情報はいずれも成熟したオスのニホンジカで、特徴から同じ個体が半島を移動した可能性が高かった。その後むつ市内でも目撃されたが、それからしばらく目撃情報は途絶えていた。

しかし、昨年夏過ぎに東通り村の尻屋崎、佐井村で2頭目撃され、秋に脇野沢寄浪周辺で若いオスのニホンジカが目撃された。角の特徴から若オスのニホンジカで、情報をつなぎ合わせると半島を反時計方向に移動した可能性がある。

津軽半島では2015年に蟹田町の林内でオスのニホンジカが目撃されており、半島の南でも複数の目撃情報が届いており、情報を整理すると青森県内にはすでに相当な数のニホンジカが侵入している。

 
採食するパールとkoパール(17年12月14日)

 さて、ニホンジカの分布拡大は森の樹木や畑地への食害が懸念されるが、森の中ではどうなのだろう。

ニホンジカとニホンカモシカは名前が似ているところから混同されるが、ニホンジカはシカ科、ニホンカモシカはウシ科に分類される。種のレベルで分かれているので、相当なところで違う。

分かり易く言えば、お互いが繁殖相手にならない。森の中で出会ってもお互い関心は薄いと思う。が、ともに山地や里山周辺に生活域をもつ草食動物であり、食生活の場所としては競合する相手となる。

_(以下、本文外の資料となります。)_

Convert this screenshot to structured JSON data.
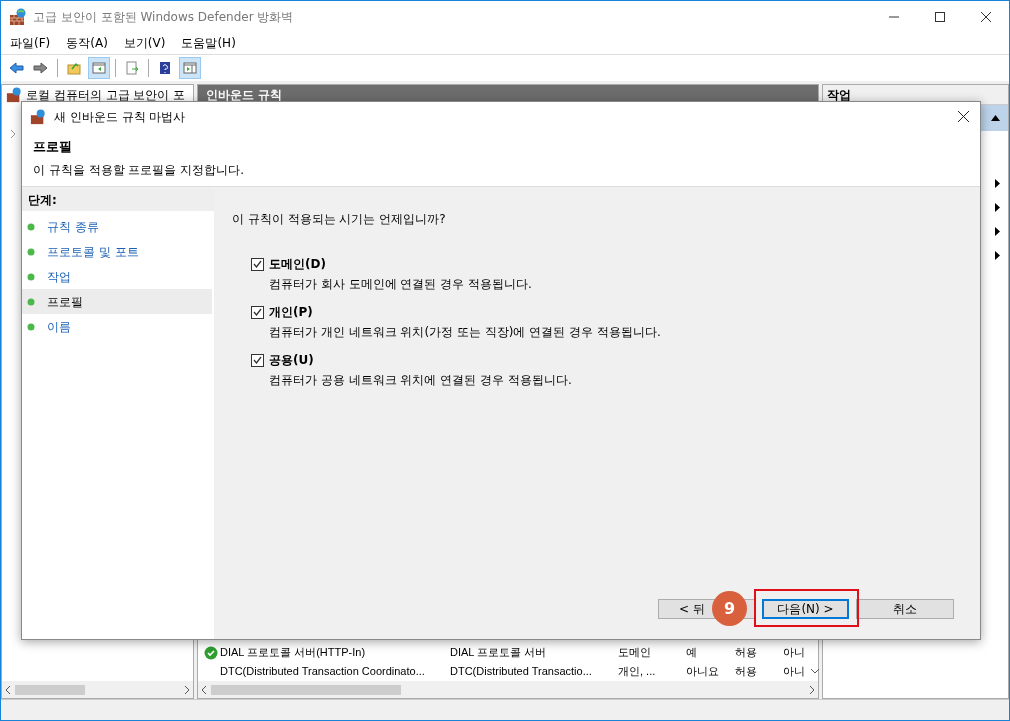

東北以南のニホンジカが既存しているところでは、標高差で分かれているようだ。集団生活するニホンジカと単独生活するニホンカモシカの力関係で、集団ニホンジカが単独ニホンカモシカを追い払い、生活し易い里山をニホンジカが生活圏としているようだ。

カモシカは自然界ではとことん弱いタイプの動物である。下北半島は標高のある山地帯は少なくほとんどが里山。標高差による住み分けができるのだろうか。


尾根に立つシアン(18年2月1日)

 昨年12月に牛ノ首で1頭のニホンジカが目撃された。「シアン」、「パール」、「koパール」たちは出会っているのだろう。

青森県の縄文遺跡の貝塚からニホンジカとニホンカモシカの骨が出土しており、かつてニホンジカは生息していた。寒冷期に南下したニホンジカが温暖化によって北上したことは自然の流れであろう。

最終的には彼ら同士が折り合いをつけるのだろうが、とりあえず牛ノ首の勢力図はどうなるのだろうか。興味は尽きないが、長い時間がかかりそうだ。